Another critical area to keep in mind when it comes to women with schizophrenia is the side effects of any pharmacological drugs used in treatment (to control hallucinations, delusions and thought disorders. The new drugs do not affect fertility the way the older drugs did, leading to a higher likelihood of unwanted pregnancy (not a good thing for a schizophrenic woman to experience). Also, “increases in appetite and weight gain of 30 pounds or more can occur, which in turn leads to diminished self-esteem, especially in women, and increased health risks. ”

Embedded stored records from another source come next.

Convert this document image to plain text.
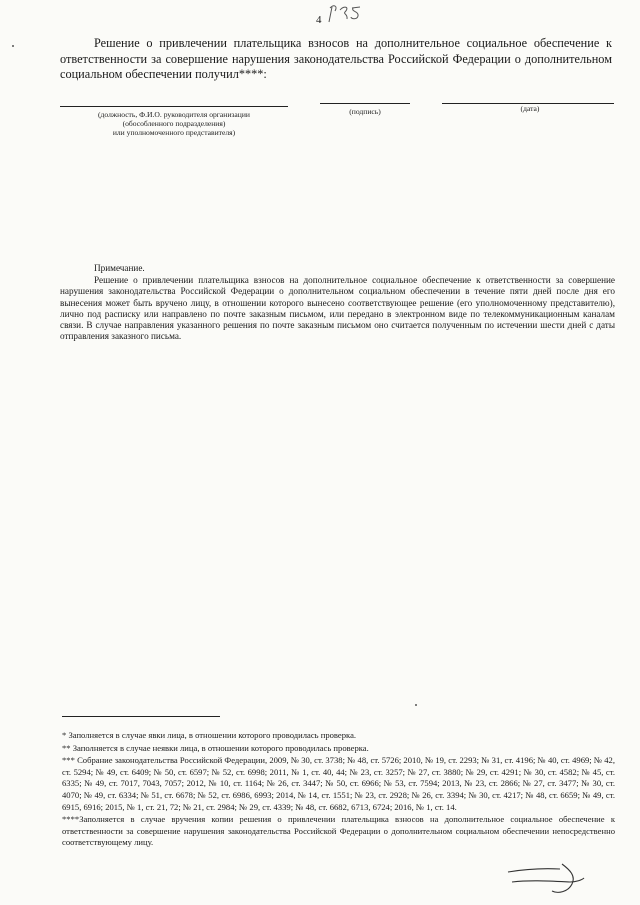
4
Решение о привлечении плательщика взносов на дополнительное социальное обеспечение к ответственности за совершение нарушения законодательства Российской Федерации о дополнительном социальном обеспечении получил****:
(должность, Ф.И.О. руководителя организации
(обособленного подразделения)
или уполномоченного представителя)
(подпись)	(дата)
Примечание.
Решение о привлечении плательщика взносов на дополнительное социальное обеспечение к ответственности за совершение нарушения законодательства Российской Федерации о дополнительном социальном обеспечении в течение пяти дней после дня его вынесения может быть вручено лицу, в отношении которого вынесено соответствующее решение (его уполномоченному представителю), лично под расписку или направлено по почте заказным письмом, или передано в электронном виде по телекоммуникационным каналам связи. В случае направления указанного решения по почте заказным письмом оно считается полученным по истечении шести дней с даты отправления заказного письма.

* Заполняется в случае явки лица, в отношении которого проводилась проверка.

** Заполняется в случае неявки лица, в отношении которого проводилась проверка.

*** Собрание законодательства Российской Федерации, 2009, № 30, ст. 3738; № 48, ст. 5726; 2010, № 19, ст. 2293; № 31, ст. 4196; № 40, ст. 4969; № 42, ст. 5294; № 49, ст. 6409; № 50, ст. 6597; № 52, ст. 6998; 2011, № 1, ст. 40, 44; № 23, ст. 3257; № 27, ст. 3880; № 29, ст. 4291; № 30, ст. 4582; № 45, ст. 6335; № 49, ст. 7017, 7043, 7057; 2012, № 10, ст. 1164; № 26, ст. 3447; № 50, ст. 6966; № 53, ст. 7594; 2013, № 23, ст. 2866; № 27, ст. 3477; № 30, ст. 4070; № 49, ст. 6334; № 51, ст. 6678; № 52, ст. 6986, 6993; 2014, № 14, ст. 1551; № 23, ст. 2928; № 26, ст. 3394; № 30, ст. 4217; № 48, ст. 6659; № 49, ст. 6915, 6916; 2015, № 1, ст. 21, 72; № 21, ст. 2984; № 29, ст. 4339; № 48, ст. 6682, 6713, 6724; 2016, № 1, ст. 14.

****Заполняется в случае вручения копии решения о привлечении плательщика взносов на дополнительное социальное обеспечение к ответственности за совершение нарушения законодательства Российской Федерации о дополнительном социальном обеспечении непосредственно соответствующему лицу.
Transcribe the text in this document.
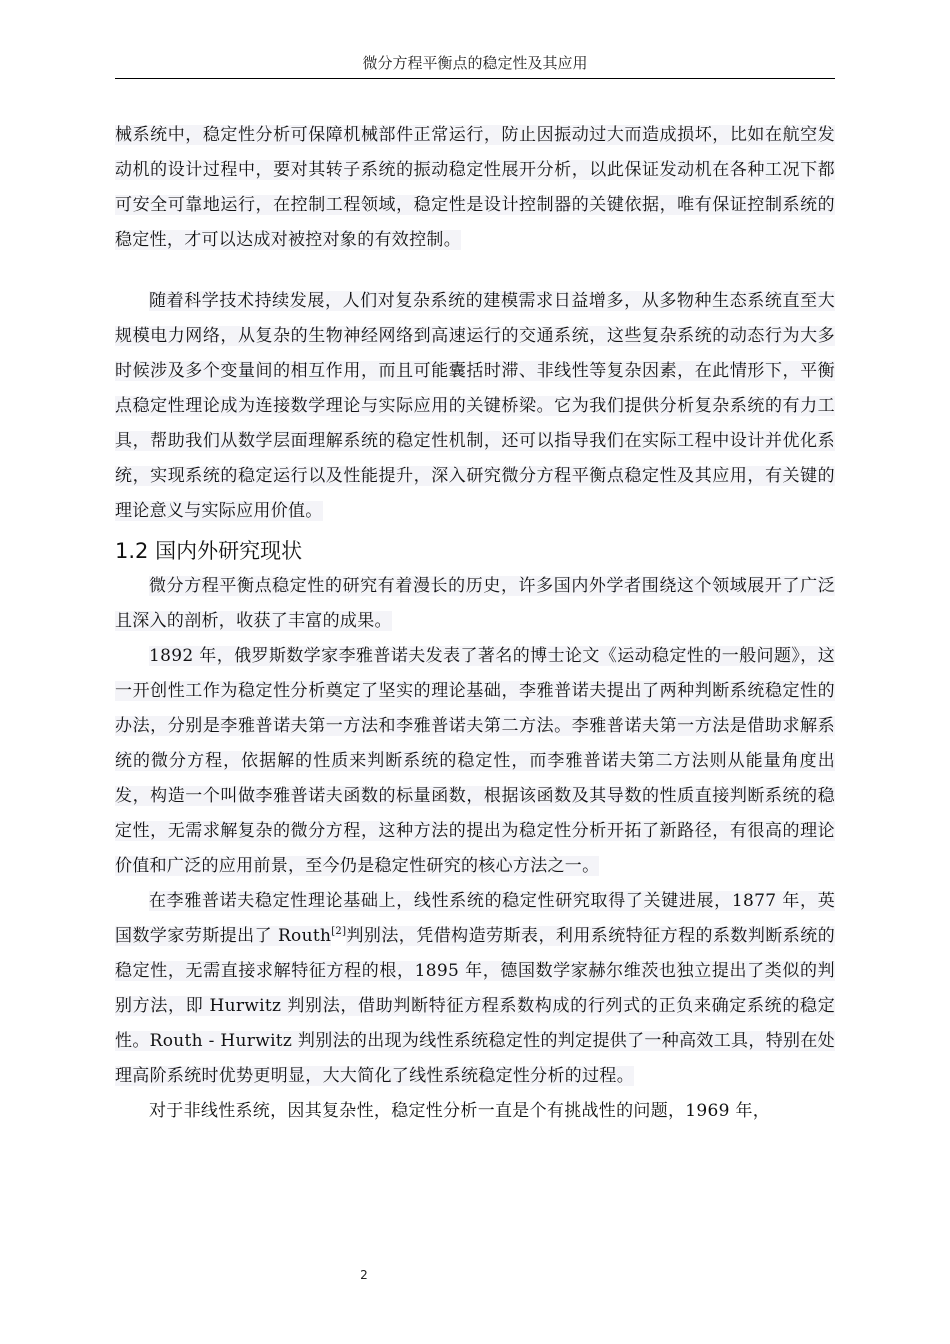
微分方程平衡点的稳定性及其应用

械系统中，稳定性分析可保障机械部件正常运行，防止因振动过大而造成损坏，比如在航空发动机的设计过程中，要对其转子系统的振动稳定性展开分析，以此保证发动机在各种工况下都可安全可靠地运行，在控制工程领域，稳定性是设计控制器的关键依据，唯有保证控制系统的稳定性，才可以达成对被控对象的有效控制。

随着科学技术持续发展，人们对复杂系统的建模需求日益增多，从多物种生态系统直至大规模电力网络，从复杂的生物神经网络到高速运行的交通系统，这些复杂系统的动态行为大多时候涉及多个变量间的相互作用，而且可能囊括时滞、非线性等复杂因素，在此情形下，平衡点稳定性理论成为连接数学理论与实际应用的关键桥梁。它为我们提供分析复杂系统的有力工具，帮助我们从数学层面理解系统的稳定性机制，还可以指导我们在实际工程中设计并优化系统，实现系统的稳定运行以及性能提升，深入研究微分方程平衡点稳定性及其应用，有关键的理论意义与实际应用价值。

1.2 国内外研究现状

微分方程平衡点稳定性的研究有着漫长的历史，许多国内外学者围绕这个领域展开了广泛且深入的剖析，收获了丰富的成果。

1892 年，俄罗斯数学家李雅普诺夫发表了著名的博士论文《运动稳定性的一般问题》，这一开创性工作为稳定性分析奠定了坚实的理论基础，李雅普诺夫提出了两种判断系统稳定性的办法，分别是李雅普诺夫第一方法和李雅普诺夫第二方法。李雅普诺夫第一方法是借助求解系统的微分方程，依据解的性质来判断系统的稳定性，而李雅普诺夫第二方法则从能量角度出发，构造一个叫做李雅普诺夫函数的标量函数，根据该函数及其导数的性质直接判断系统的稳定性，无需求解复杂的微分方程，这种方法的提出为稳定性分析开拓了新路径，有很高的理论价值和广泛的应用前景，至今仍是稳定性研究的核心方法之一。

在李雅普诺夫稳定性理论基础上，线性系统的稳定性研究取得了关键进展，1877 年，英国数学家劳斯提出了 Routh[2]判别法，凭借构造劳斯表，利用系统特征方程的系数判断系统的稳定性，无需直接求解特征方程的根，1895 年，德国数学家赫尔维茨也独立提出了类似的判别方法，即 Hurwitz 判别法，借助判断特征方程系数构成的行列式的正负来确定系统的稳定性。Routh - Hurwitz 判别法的出现为线性系统稳定性的判定提供了一种高效工具，特别在处理高阶系统时优势更明显，大大简化了线性系统稳定性分析的过程。

对于非线性系统，因其复杂性，稳定性分析一直是个有挑战性的问题，1969 年，

2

Although I do not have schizophrenia (regardless of my dream), I do suffer from clinical depression and anxiety and have found the same problem with drugs used to treat these conditions. I have yet to find a doctor who takes this side effect seriously. As per most feminine complaints, it is seen as 1) just something that women obsess about; and 2) the result of a woman’s lack of willpower–not her drug treatment.
The bottom line is women have to insist on treatment that fits their unique profile. But few women have the self-confidence to speak up, particularly to their health care professionals. This has to change. Women need to learn to be their own advocates. No one else is going to fight for them.
Now if I can just get up the nerve to hit my doctor hard about my forty-pound weight gain and the effect it has on my depression. And if he doesn’t listen to me, then to find one who does.